The muddled thesis isn’t surprising, since she skates around the big problem – one that is hardly new or unique to San Francisco – vast inequality. Maybe it is somewhat unique in that San Francisco is among a handful of cities where the super-rich want to live and invest. Yet, as with most major urban areas, it is also a city with thousands of houseless residents, rampant drug addiction, and theft. Above all of this is fierce political debate about how to deal with these very real problems; but even there, inequality plays a big role. Again, Bowles ignores this.
Despite prosecutor and school board member being very different roles, she connects the recalls by pointing to support for all of them from the Asian community, but makes no mention of another huge connection – a Republican billionaire who spent millions of his dollars to move them forward. By doing this, she ties herself into knots trying to otherwise put everything together. For example, having lived in San Francisco, I imagine many of those supporting the school board recall would also oppose real estate developments in their neighborhood. There’s nothing coherent about her collection-of-things-she-doesn’t-like argument other than it also happens to be the things property investors, wealthy business owners, and the risk management execs at corporate chains don’t like. Sure, locals sometimes share these dislikes, sometimes not, but it rarely maps onto the working-class residents as well as she presents it.
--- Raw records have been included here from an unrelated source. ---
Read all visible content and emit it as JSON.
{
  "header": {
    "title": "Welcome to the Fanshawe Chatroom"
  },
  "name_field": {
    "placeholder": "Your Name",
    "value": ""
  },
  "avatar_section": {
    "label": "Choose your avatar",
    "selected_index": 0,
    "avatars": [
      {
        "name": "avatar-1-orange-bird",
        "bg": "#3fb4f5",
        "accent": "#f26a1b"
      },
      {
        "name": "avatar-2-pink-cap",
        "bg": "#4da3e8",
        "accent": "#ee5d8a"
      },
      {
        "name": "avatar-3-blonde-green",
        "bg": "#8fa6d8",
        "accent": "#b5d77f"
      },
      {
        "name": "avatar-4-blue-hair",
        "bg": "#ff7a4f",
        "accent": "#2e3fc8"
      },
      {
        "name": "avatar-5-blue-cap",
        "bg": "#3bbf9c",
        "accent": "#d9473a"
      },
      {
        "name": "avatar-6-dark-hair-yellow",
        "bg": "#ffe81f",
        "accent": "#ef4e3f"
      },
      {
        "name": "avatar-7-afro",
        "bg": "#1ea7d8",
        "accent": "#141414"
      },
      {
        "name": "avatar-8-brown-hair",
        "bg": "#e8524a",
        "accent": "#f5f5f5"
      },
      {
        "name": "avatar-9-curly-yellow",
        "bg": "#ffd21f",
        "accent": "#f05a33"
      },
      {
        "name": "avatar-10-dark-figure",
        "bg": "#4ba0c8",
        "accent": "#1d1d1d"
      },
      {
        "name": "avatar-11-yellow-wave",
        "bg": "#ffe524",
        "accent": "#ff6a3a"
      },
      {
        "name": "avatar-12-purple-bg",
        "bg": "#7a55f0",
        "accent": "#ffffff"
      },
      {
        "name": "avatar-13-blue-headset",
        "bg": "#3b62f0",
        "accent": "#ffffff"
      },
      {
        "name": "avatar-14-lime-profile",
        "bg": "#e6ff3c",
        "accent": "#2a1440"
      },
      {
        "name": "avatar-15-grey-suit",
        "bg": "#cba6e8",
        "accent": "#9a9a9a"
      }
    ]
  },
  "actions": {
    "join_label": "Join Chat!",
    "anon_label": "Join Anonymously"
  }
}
I spent 15 years living in San Francisco - from the Mission to the Sunset to the Excelsior. Based on Bowles’ narrative, she’s been an odd target for petty crime. In my time in the City, I was assaulted once by a man on the street – he slapped my coffee out of my hand and all over my work clothes – but otherwise can’t recall anything else happening directly to me. I regularly saw drug use in the Civic Center, witnessed a theft, and even discovered someone had been murdered just outside a bar I was in one night in the Mission. This was years before Boudin, and long before “Defund the Police” became a slogan. It was clear then that more police and more incarceration were not going to solve any of it, even if an aggressive dose of those things might hide the problems a bit more. After years of pushing for different solutions, the left finally had a movement to counter the tough-on-crime crowd. But with barely a new policy in place, the pushback has been fierce all over the country. Bowles’ writing is nothing more than part of this misguided reaction, untethered from facts, and offering nothing new.